NHS Greater Glasgow & Clyde Area Drug and Therapeutics Committee
Greater Glasgow and Clyde Medicines
Medicines Update

Safe Use of Lithium

Key messages:

  • Lithium is a gold standard treatment for maintenance treatment of bipolar affective disorder
  • Lithium has a high potential for toxicity and requires careful monitoring to ensure its safe and effective use
  • Staff and patients using lithium must be aware of the common signs and symptoms of toxicity. Symptoms of toxicity include: coarse tremor, muscle twitching or weakness, unsteady gait, GI upset, blurred vision, slurred speech
  • Lithium preparations vary in bioavailability and should be prescribed as a brand (Priadel® is the recommended lithium preparation in NHS GG&C)
  • A lithium level should be taken for all patients on lithium on admission to hospital and advice on interpreting levels can be obtained from NHS GG&C mental health services (MHS)

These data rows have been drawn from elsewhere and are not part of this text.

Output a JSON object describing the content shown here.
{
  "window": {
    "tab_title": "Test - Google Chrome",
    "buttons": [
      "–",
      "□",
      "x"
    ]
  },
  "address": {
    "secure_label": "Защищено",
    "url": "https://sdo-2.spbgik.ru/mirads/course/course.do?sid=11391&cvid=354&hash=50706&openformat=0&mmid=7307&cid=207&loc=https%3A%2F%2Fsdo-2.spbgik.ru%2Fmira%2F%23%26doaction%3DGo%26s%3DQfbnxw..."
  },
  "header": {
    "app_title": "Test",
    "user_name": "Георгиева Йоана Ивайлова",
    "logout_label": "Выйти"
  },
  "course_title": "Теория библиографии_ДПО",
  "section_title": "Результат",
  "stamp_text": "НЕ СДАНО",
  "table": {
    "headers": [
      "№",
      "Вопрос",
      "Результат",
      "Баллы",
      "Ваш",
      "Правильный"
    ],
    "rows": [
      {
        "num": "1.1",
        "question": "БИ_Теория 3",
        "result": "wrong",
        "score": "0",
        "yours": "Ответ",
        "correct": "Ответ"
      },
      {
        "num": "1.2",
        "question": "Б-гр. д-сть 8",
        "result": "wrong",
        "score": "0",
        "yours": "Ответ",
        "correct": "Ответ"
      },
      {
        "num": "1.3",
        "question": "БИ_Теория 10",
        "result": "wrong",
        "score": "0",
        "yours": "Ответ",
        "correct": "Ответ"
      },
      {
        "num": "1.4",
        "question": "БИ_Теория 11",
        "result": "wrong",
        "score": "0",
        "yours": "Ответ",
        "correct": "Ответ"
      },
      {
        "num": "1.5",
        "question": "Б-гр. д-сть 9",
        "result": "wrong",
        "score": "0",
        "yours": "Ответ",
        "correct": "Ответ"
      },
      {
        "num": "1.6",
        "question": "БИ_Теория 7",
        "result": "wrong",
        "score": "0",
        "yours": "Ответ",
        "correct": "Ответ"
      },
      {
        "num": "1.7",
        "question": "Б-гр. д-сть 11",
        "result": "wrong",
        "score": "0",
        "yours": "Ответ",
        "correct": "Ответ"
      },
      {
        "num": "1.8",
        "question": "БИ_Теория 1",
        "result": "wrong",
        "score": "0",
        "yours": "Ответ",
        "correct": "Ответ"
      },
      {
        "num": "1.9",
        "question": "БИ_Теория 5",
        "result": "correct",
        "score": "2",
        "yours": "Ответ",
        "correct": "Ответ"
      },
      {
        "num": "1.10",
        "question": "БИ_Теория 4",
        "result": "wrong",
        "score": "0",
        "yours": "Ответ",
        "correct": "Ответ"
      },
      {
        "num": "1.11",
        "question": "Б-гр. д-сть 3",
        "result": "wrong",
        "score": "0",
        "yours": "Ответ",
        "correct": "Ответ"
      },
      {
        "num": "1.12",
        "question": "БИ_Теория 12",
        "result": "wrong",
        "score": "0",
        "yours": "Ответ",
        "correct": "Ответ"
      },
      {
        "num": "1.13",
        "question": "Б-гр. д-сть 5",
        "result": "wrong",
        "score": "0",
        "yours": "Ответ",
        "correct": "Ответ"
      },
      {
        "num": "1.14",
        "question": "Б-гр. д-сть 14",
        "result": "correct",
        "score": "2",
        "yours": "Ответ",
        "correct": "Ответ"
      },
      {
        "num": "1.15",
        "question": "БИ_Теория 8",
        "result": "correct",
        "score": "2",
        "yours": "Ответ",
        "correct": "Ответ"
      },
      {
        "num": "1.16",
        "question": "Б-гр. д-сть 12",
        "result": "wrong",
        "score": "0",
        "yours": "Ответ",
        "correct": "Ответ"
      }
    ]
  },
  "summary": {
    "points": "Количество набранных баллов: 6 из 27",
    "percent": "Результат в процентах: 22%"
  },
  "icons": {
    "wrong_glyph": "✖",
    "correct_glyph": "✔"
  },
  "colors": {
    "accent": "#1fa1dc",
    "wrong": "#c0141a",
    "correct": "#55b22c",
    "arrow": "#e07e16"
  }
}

Lithium is an established and effective treatment for bipolar affective disorder, recurrent depression and self injurious behaviour. It has a narrow therapeutic index, with a high potential for toxicity and therefore careful monitoring is required for its safe use.

Therapeutic drug monitoring

Lithium should be dosed according to plasma levels with a target level of 0.4 to 1mmol/L. A lithium level should be taken around 5-7 days after initiation and dose changes. The level should be taken approximately 12 hours after the last dose of lithium (in twice daily dosing, the level should be taken prior to the morning lithium dose). Lithium clearance is exclusively renal, therefore any change in renal function or evidence of dehydration should prompt an urgent lithium level.  A lithium level should feature as standard admission bloods for any patient on lithium (irrespective of when lithium levels were last obtained).

Monitoring

Ongoing monitoring for lithium therapy should be undertaken according to local NHS GG&C lithium standards and should include:

Interactions: especially in relation to any medicines that are known to affect renal function or decrease lithium excretion (e.g. NSAIDs, diuretics, ACEIs , ARBs).

Side effects: commonly include; polyuria, polydipsia, nocturia, diabetes insipidus, metallic taste, fine tremor.

Signs and symptoms of toxicity (see above): any suspicion of toxicity should prompt an urgent lithium level, although toxic effects may develop within the normal range especially in older people.  

Education: to support informed patient choice. The choice and medication website hosted by NHS inform is a useful resource offering user friendly information on medicines used to treat mental health conditions. www.choiceandmedication.org/nhs24

NHSGG&C MHS have developed a Lithium bundle which can help support wards to comply with the standards. Although developed for use on mental health wards, this may be a useful tool for managing patients on lithium during an acute hospital inpatient stay.